Jason: The line actually seems a bit less dumb when spoken by her mother. You know, women's intuition and all that. ;-) And I should clarify that while Claremont's dialogue amuses me, I don't hate it or anything. It's just his style, with plenty of baroque phrases and what not. "Focused totality of my psychic power", and stuff like that. It's what makes Claremont Claremont.

Anonymous said...

"The line actually seems a bit less dumb when spoken by her mother. You know, women's intuition and all that. ;-)"

It does, doesn't it?!?! But are a couple of sexists, for thinking that?

Jay said...

There is an old Issue of X Factor, or X force or one of the X Books that deals with the whole Sean,Theresa,Black Tom back history. In that issue we learn directly from Cain that he and Tom first met in prison after Sean (working for Intrepol) busted up Tom's criminal empire.
Even at that late date Cain is still devoted to Tom, referring to him as "The Best Friend I ever had." and will only assist in his capture in order to save his (Tom's) Life from a mutagenic drug that is killing him.
Cain even makes the statement
"You guys take him and fix him, I can always bust him out later."

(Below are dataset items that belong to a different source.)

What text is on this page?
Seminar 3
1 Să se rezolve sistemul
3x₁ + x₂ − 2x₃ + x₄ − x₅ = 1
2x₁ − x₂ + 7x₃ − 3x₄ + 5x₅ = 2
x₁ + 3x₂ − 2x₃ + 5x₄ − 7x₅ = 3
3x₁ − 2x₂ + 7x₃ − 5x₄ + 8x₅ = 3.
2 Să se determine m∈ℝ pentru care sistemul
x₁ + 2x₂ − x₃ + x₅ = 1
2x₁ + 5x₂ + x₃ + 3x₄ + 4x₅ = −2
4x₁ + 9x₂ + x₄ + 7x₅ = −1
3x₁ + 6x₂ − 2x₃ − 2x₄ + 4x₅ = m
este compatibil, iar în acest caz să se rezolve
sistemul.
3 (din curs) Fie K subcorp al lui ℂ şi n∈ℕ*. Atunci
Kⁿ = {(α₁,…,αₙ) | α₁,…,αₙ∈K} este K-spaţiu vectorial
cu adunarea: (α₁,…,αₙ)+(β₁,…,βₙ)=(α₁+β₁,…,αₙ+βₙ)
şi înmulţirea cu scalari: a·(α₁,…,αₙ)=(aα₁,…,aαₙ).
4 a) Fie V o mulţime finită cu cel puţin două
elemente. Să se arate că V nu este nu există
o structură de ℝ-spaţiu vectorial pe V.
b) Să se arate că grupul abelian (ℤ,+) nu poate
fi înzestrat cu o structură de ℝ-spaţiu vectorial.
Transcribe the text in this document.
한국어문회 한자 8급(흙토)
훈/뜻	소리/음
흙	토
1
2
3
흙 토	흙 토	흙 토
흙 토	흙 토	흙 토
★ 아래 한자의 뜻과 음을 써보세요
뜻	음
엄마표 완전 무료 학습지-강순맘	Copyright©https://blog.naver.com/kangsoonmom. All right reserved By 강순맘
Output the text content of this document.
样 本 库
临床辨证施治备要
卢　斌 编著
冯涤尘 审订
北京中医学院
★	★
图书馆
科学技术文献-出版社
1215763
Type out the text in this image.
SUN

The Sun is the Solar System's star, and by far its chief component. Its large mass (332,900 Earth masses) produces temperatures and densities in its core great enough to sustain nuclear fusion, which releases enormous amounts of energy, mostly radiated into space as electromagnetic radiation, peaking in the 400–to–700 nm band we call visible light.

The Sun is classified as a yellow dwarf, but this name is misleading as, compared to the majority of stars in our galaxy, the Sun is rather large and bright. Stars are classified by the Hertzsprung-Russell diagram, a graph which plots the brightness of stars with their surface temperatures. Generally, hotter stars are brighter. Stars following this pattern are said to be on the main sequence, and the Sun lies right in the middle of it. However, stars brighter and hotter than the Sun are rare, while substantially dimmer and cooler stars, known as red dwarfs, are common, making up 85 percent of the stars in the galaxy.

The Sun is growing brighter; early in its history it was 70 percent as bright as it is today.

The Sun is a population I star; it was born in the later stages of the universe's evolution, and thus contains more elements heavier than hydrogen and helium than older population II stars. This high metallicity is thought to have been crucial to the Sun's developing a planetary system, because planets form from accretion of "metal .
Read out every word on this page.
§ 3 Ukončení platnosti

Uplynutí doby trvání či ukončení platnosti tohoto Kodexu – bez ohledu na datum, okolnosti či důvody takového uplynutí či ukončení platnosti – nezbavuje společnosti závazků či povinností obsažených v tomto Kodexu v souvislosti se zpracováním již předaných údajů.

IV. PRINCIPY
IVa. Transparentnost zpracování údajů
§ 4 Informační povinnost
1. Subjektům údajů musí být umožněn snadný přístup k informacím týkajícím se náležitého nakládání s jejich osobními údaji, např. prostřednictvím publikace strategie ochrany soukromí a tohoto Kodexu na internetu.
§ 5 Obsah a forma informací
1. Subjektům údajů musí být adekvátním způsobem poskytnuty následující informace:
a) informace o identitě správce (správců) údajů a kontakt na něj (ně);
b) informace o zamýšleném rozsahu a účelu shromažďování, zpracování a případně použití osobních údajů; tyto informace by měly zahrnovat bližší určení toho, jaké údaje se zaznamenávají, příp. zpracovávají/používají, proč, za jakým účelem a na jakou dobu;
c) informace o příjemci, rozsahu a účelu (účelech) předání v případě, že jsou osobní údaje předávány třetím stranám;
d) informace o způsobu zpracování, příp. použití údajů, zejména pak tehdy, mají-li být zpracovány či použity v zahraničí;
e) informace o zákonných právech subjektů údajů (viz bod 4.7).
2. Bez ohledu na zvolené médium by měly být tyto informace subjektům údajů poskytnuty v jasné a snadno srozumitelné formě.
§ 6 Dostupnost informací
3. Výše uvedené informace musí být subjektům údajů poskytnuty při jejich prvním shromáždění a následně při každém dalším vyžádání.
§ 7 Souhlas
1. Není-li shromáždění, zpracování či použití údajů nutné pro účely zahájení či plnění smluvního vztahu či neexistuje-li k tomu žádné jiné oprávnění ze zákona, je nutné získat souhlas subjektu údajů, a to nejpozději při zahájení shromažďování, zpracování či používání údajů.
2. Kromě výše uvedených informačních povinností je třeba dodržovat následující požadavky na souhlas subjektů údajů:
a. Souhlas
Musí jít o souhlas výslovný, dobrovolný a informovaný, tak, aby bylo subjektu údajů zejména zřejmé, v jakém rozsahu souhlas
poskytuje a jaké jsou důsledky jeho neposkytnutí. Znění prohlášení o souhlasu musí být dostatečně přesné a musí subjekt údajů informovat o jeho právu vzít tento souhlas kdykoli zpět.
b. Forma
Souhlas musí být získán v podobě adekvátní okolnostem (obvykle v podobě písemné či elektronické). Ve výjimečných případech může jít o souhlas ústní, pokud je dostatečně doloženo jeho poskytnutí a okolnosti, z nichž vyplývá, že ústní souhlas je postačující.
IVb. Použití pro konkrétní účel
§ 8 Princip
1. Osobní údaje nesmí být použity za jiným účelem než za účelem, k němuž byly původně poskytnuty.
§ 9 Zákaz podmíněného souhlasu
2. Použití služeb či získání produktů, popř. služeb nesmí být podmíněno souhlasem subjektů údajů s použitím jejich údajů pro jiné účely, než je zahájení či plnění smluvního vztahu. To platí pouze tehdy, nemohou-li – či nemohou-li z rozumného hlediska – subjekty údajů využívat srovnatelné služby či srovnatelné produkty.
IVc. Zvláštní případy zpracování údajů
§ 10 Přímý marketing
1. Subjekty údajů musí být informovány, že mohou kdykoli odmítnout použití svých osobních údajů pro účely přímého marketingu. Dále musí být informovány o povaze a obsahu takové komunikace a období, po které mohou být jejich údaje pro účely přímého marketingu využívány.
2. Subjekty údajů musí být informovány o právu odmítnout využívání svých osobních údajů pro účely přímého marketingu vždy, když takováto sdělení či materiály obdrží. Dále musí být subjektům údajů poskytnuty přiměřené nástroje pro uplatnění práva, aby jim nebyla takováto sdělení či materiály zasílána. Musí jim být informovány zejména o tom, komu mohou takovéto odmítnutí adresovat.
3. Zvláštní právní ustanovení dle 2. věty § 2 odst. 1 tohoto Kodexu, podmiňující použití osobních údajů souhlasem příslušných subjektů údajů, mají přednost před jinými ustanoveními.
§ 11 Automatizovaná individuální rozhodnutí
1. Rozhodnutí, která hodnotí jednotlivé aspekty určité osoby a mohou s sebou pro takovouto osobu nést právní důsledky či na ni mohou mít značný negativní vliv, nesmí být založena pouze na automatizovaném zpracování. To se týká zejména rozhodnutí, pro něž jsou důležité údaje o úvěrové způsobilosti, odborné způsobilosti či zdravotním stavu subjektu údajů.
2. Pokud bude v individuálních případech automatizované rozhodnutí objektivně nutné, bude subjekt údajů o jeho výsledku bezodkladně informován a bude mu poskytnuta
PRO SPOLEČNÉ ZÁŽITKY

This is a friendship that runs pretty deep..lol

wwk5d said...

I never saw it as 'gay'...they were just close friends. Black Tom did have a thing for Siryn's mother, though she ended up choosing Banshee.

Anonymous said...

It's not "women's intuition" that makes the line more plausible. Conception doesn't happen instantaneously; it can be hours or even a day or two later. By the time Ororo was conceived, her father may have been across town. Of oourse it makes more sense, whether pseudo-science or magic, for the person whose body it's happening in to notice something special going on.